Sunday, May 01, 2005

on the seventh day…

Today’s a big anniversary for us. It’s the seventh day of my moratorium on yelling at my husband. Maybe there was an occurrence of "suggestion" snarled through gritted teeth in the last week, but that doesn’t count…because I said it doesn’t, that’s why! (Does it make ya nostalgic for how you were parented?)

I bow at the altar of hormones. I am but a tiny paper boat tossed about in hormonal swells. I am your movie ticket stub sloshed violently through the hormonal wash cycle in the pocket of your relaxed fit jeans… All right, you get the picture: Hormones = mean autocrat. Me = victim of above. Victims love company, and so whenever I can, I invite along my husband. Look, this shit is hard. Not a little hard. A whole fucking lot hard. Sometimes I just like to mix a little cocktail of complete exhaustion and misplaced anger and chill out for the evening.

One of our better arguments, before I gave it all up, was a little tit for tat that I like to call "the cookie incident." Mike was going to the grocery store. (We know how it works out when I go. Thus, this task has been relegated to my husband.) He asked if there was anything else that I wanted beyond the little list we’d created. Now, apparently, there is some link between sleep deprivation and sugar cravings. I know not of the details of this curious marriage, I only know that self-medication in the form of chocolate gets me by. So I told Mike I wanted cookies, please. He even asked what kind I wanted and I suggested a particularly tasty variety that he’d brought home for me in the past. I thought we had an agreement. Anyone in my place would have thought the same.

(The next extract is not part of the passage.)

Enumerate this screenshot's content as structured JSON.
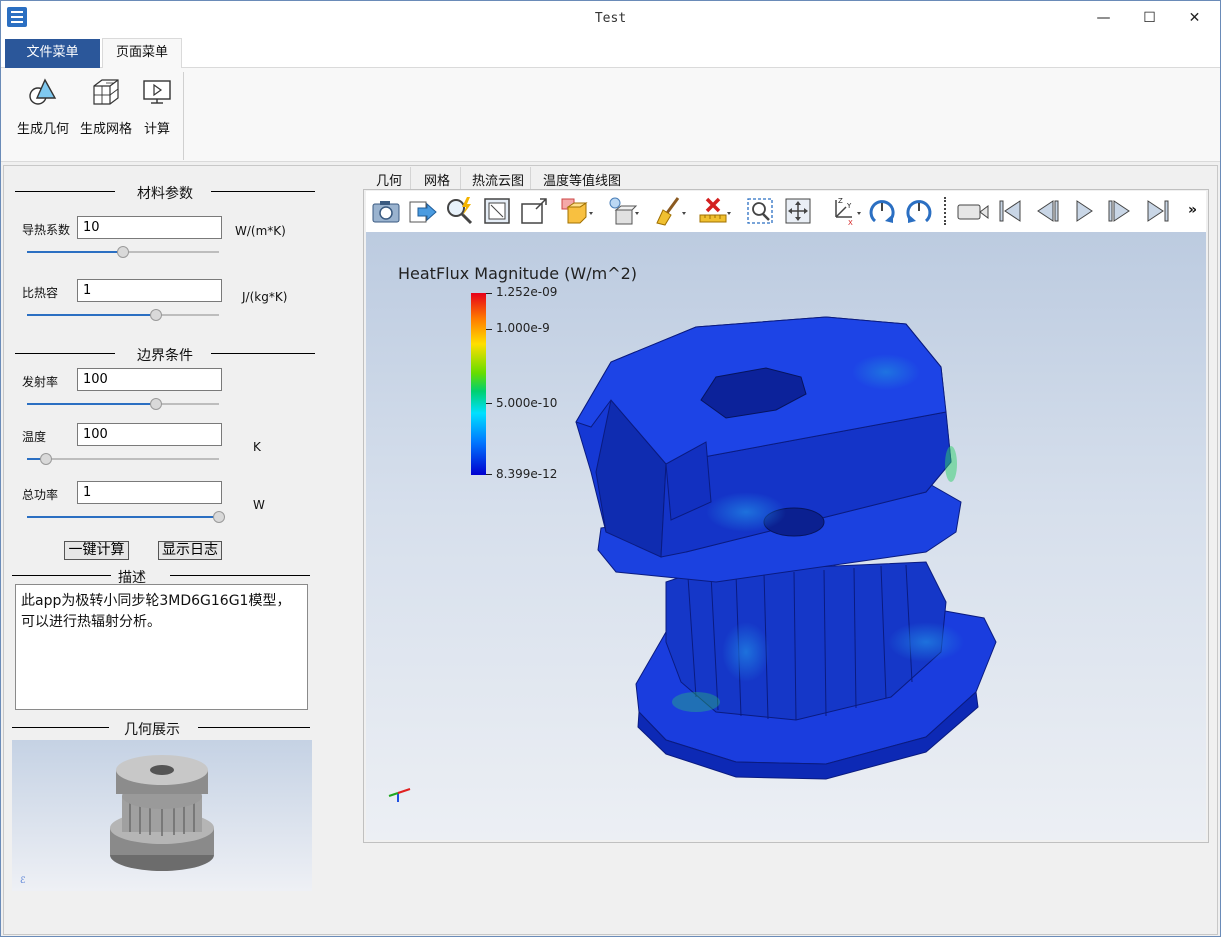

Mike came home from the store with frozen cookie dough. It wasn’t even the flavor I’d asked for. And it was frozen. I took in his misdeed calmly at first. He told me, this way, we could make a couple at a time and they’d last longer. Uh huh. I let him know that in fact it was not possible for me to make cookies during the day, ready-to-be-baked or not. And here comes his fatal mistake: Note to working partners, pay Very. Close. Attention. He asked me why it was that I could not manage to make cookies. Yes, that is what he wanted to know.

I’m fuzzy on the finer points, but something of a loud, chaotic scene ensued, which ended with me shrieking the line "…and if I have to eat a BAG of cookies EVERY DAY to get through these first months, that’s what I will DO!"

The next morning I woke up at 7:00 am with the resolve to try and stop yelling at my closest ally. A decision made slightly easier by the goofy, toothless smile on my baby’s sweet face, and the smell of chocolate chip cookies baking in the kitchen.

2 comments:

Anonymous said...

1. Go, Mike, for going to the grocery!
2. Bad Mike for buying not yet baked cookie dough.
3. Bad--worse Mike for wondering aloud why K didn't have time to bake said cookies during the day. Ouch.
4. Yeah, Mike for baking the cookies. Don't let anyone ever say that you don't learn quickly!

Barb

Anonymous said...

You guys are gonna be fine. Really, once you realize that cookies are medication, that husbands need to pay closer attention and baby's goofy smiles are often all that keeps them alive, the rest is just mechanics.